For the court to accept a surveyor's report as expert evidence, this needs to comply with the provisions of part 35 of the Civil Procedure Rules (CPR). While a detailed discussion of the rules is outside the scope of this article, any surveyor accepting instructions to act on a disrepair counterclaim needs to be fully familiar with these.
When instructed by the tenant, the surveyor may only have limited time to inspect the property and prepare a report because the court claim for possession is likely to be under way already, and there will be a hearing scheduled or time limits with which the tenant has to comply. If the report identifies disrepair then that report will be used by the tenant and attached to their defence and counterclaim, which they will file with the court and serve on the landlord.
After the defence and counterclaim are filed, the court will usually give directions for the disposal and further progress of both claim and counterclaim. Claims generally proceed under part 55 of the CPR, as described below, but the courts can modify or change that procedure, particularly where the alleged disrepair is substantial.
The court has the option to appoint the tenant's surveyor as a single joint expert, or allow the landlord to rely on their own expert survey evidence. If each party is allowed to rely on their respective surveyors' evidence, the court will generally direct them to discuss their reports with a view to narrowing any differences and finding out what substantive matters remain at issue.
'In all but the simplest cases the parties will need the guidance of a surveyor, and the counterclaim will stand or fall on the evidence they provide'
If there is a dispute between the surveyors as to whether particular items amount to disrepair, or the landlord wishes to proceed in their attempt to obtain possession, there may be a trial.
The pandemic prompted the government to make extensive modifications to the procedure for possession claims, as set out in part 55 and accompanying practice direction. Practice direction 55C and the overall arrangement for possession proceedings document set out a new court process in force from 20 September 2020 until 30 November 2021, which is called the interim period.
There is now a review by the judge on the papers at least 28 days before the substantive hearing. There is no live evidence at a review appointment, the main purpose of which is to allow the tenant to take free advice from a duty advisor, and provide an opportunity for a judge to approve any settlement agreed between the parties. However, the court would certainly consider the scope of any counterclaim at that point.
At present, there is a renewed emphasis on mediation, and sometimes the surveyor may be involved at that stage if there is any question about whether there is an ongoing disrepair and how long it would take to remedy it.
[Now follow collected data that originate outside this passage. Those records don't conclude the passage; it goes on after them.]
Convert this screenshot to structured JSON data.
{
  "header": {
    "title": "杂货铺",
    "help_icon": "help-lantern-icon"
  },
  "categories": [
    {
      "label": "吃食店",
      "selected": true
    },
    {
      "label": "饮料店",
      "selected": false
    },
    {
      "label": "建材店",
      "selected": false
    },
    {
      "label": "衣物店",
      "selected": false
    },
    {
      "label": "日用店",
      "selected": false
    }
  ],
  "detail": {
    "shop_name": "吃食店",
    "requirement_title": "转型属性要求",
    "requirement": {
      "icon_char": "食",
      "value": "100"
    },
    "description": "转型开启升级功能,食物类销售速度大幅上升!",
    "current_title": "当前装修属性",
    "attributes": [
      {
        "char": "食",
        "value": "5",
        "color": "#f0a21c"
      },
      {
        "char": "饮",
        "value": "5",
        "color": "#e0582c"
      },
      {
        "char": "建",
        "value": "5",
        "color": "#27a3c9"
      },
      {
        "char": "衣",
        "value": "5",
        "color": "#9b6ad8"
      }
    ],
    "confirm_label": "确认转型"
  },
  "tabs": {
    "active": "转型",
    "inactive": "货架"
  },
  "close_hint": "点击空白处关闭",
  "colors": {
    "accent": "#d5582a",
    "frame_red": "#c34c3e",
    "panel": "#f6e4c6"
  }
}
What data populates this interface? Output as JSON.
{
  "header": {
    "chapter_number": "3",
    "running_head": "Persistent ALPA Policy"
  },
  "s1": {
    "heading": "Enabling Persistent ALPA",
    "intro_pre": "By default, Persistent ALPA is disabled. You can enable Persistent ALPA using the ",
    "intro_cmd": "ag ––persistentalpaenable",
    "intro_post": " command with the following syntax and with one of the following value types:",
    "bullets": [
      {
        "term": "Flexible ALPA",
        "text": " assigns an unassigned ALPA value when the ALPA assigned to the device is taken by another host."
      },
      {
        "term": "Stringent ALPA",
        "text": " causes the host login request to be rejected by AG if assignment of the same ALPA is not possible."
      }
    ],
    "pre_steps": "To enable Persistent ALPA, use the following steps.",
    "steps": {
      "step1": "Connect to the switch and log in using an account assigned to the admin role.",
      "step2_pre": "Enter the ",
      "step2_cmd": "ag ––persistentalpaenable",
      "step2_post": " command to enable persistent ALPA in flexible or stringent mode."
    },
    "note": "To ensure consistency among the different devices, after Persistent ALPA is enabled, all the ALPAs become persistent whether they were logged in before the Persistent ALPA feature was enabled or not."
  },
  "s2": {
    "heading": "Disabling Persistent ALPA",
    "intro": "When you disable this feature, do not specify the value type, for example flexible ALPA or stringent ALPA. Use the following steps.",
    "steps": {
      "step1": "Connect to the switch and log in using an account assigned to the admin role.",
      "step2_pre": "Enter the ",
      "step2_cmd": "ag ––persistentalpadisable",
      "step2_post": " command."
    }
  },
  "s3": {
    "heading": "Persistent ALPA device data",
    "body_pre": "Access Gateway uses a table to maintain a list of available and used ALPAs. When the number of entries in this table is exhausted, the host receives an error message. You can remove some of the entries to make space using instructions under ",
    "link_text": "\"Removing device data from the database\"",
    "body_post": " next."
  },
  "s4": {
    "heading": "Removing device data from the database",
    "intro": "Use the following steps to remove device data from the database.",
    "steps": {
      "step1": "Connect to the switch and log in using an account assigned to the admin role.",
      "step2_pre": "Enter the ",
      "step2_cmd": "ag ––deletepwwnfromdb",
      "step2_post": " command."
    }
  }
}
If there is a substantive hearing, the default position where the claim proceeds under part 55 of the CPR is that it be carried out in person. This means that a surveyor who is required to give oral evidence would need to attend court themselves to be cross-examined on their report, just as before the pandemic.
However, the parties can agree, subject to the court's consent, for the hearing to be held remotely. In a remote hearing, the surveyor would give evidence by video link and be subject to cross-examination by the other party or their barrister. The courts are now accustomed to virtual hearings, and it seems likely that these will continue – at least for some cases – even after the pandemic.
In conclusion, the importance of the surveyor in disrepair counterclaims cannot be underestimated. Whether the possession claim succeeds or fails will depend in large part on the expert evidence they give on the condition of the property in question.
Surveyors with the experience and inclination to do expert witness work in the civil courts may therefore find themselves in much demand over the coming months and beyond.